POWER9: Main changes and updates Vs POWER8 (2019)
A newer Article is now available to read: IBM POWER8 vs. POWER9 - A Comparative Analysis for 2020
POWER9 is here, and with it comes loads of new hardware. With the second batch of released hardware there are several new systems that are focused on small and mid-range applications. These include Power9 models S922, S914, and S924 as well as Linux and SAP Hana specialized variants, the L922, L924, H922, and H924. The new systems are utilizing POWER9 processors, a new memory standard, and POWERVM standard on all units.

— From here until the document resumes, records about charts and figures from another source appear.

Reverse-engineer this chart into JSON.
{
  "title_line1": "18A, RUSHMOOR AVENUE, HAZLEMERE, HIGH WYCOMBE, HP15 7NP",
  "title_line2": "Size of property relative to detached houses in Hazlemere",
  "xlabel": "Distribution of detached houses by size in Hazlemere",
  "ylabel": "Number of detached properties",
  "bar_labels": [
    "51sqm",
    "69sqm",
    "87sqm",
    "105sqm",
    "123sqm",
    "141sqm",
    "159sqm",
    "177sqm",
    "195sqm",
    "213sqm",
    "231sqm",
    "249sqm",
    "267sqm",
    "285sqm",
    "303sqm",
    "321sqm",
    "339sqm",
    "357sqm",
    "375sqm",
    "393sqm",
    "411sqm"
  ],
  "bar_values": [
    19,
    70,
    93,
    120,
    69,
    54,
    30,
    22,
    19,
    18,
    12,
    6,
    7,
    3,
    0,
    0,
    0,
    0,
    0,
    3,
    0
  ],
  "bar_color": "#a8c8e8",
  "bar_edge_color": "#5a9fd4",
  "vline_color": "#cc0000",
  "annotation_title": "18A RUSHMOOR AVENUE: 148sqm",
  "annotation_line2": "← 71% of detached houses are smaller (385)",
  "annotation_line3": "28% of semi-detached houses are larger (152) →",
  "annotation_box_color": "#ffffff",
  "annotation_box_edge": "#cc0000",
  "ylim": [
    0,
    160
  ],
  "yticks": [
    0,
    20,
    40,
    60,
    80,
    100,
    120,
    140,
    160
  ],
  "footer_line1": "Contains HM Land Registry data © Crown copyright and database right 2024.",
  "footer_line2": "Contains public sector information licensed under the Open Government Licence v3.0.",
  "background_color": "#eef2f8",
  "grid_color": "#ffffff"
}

Once again, with a new systems series comes new Power benchmarks as well. Increased CPW speeds and I/O bandwidth, increased memory capacity. With the entry and mid-range systems released so far the increases can be as high as 70% over previous comparable hardware options.
The most noticeable change from the move to POWER9 is the transition away from the larger, and more expensive, buffered memory to industry standard DDR4 DIMMs. Due to the increasing costs of memory, this has been seen as a welcome change by many, as industry standard memory is substantially cheaper (20-40% in most cases).
(Image: POWER8 Buffered Memory 16GB DIMM vs Industry Standard 16GB DIMM)
This change also brings with it substantially increased memory capacity per socket compared with previous generation servers with up to 4TB (2TB per socket) on the 2 socket S922 & S924 servers and up to 1TB on the single socket S914. In addition, as of July 10th, IBM has also released a brand new 8GB memory feature and is the new smallest single unit of memory available. The introduction of the 8GB feature allows a user to get the most memory bandwidth out of their machine for a lower price. (For a more in depth look at these changes check out this article.)
Although the memory change is important, the biggest change is the name sake of the product line; the POWER9 Processor. The new processor comes with some new features such as dynamic performance mode being enabled by default, a 90%+ increase in fabric bandwidth, CAPI 2.0 & PCIe Gen4 compatibility, and offers up to 24 cores per socket.
With the new modular architecture of the main processor, support for the newest I/O connections, and a more efficient instruction pipeline that removed 5 steps from the calculation process, the POWER9 processor has substantially increased performance over previous, POWER8 CPUs.
Dynamic performance mode allows the new POWER9 processors to be set to allow the processor frequency to be adjusted in real time based on current CPU utilization and other environmental conditions. This feature is enabled by default on new POWER9 systems in order to help promote energy savings by lowering the power draw of the processors when maximum frequency is not needed and by reducing cooling costs.
The maximum number of cores possible with POWER9 has doubled to 24 per socket and the fabric bandwidth has also nearly doubled from 38.4GB/s to 74GB/s. This upgraded speed isn't wasted either, as POWER9 also comes with PCIe GEN4 that supports up to 80GB/s which gives CAPI 2.0 connections up to 4 times the previous maximum bandwidth available on POWER8.
Total Cost of Ownership: Continuing costs & Initial Pricing
As far as pricing and maintenance costs go, there is nothing but good news. The pricing structure for POWER9 systems is based on the same structure as POWER8; which means a new POWER9 system will have a very similar upfront cost to a similar POWER8 configuration from years past. As for maintenance, since IBM bases its annual maintenance renewal fees off a tiered system (You can see the tier chart for POWER9 systems here), as long as the new POWER9 system is in the same tier as older POWER8 Systems the costs will be the same.
This means that for the same yearly costs, a POWER9 system will offer better performance, lower energy costs with dynamic performance mode, and the benefit of the longer lifespan of more up to date hardware.
POWER9 systems only support the last 2 releases of the IBMi Operating System, those being version 7.2 and version 7.3. While POWER8 and older servers support earlier releases and can be upgraded to 7.2 or 7.3 when making the migration to a POWER9 server, consideration must be made about the ERP software intending to be run on the server. With all of the myriad of software available for IBMi it is essential to check if the software intending to be run on the POWER9 system is capable of running on the newest releases of the IBMi operating system.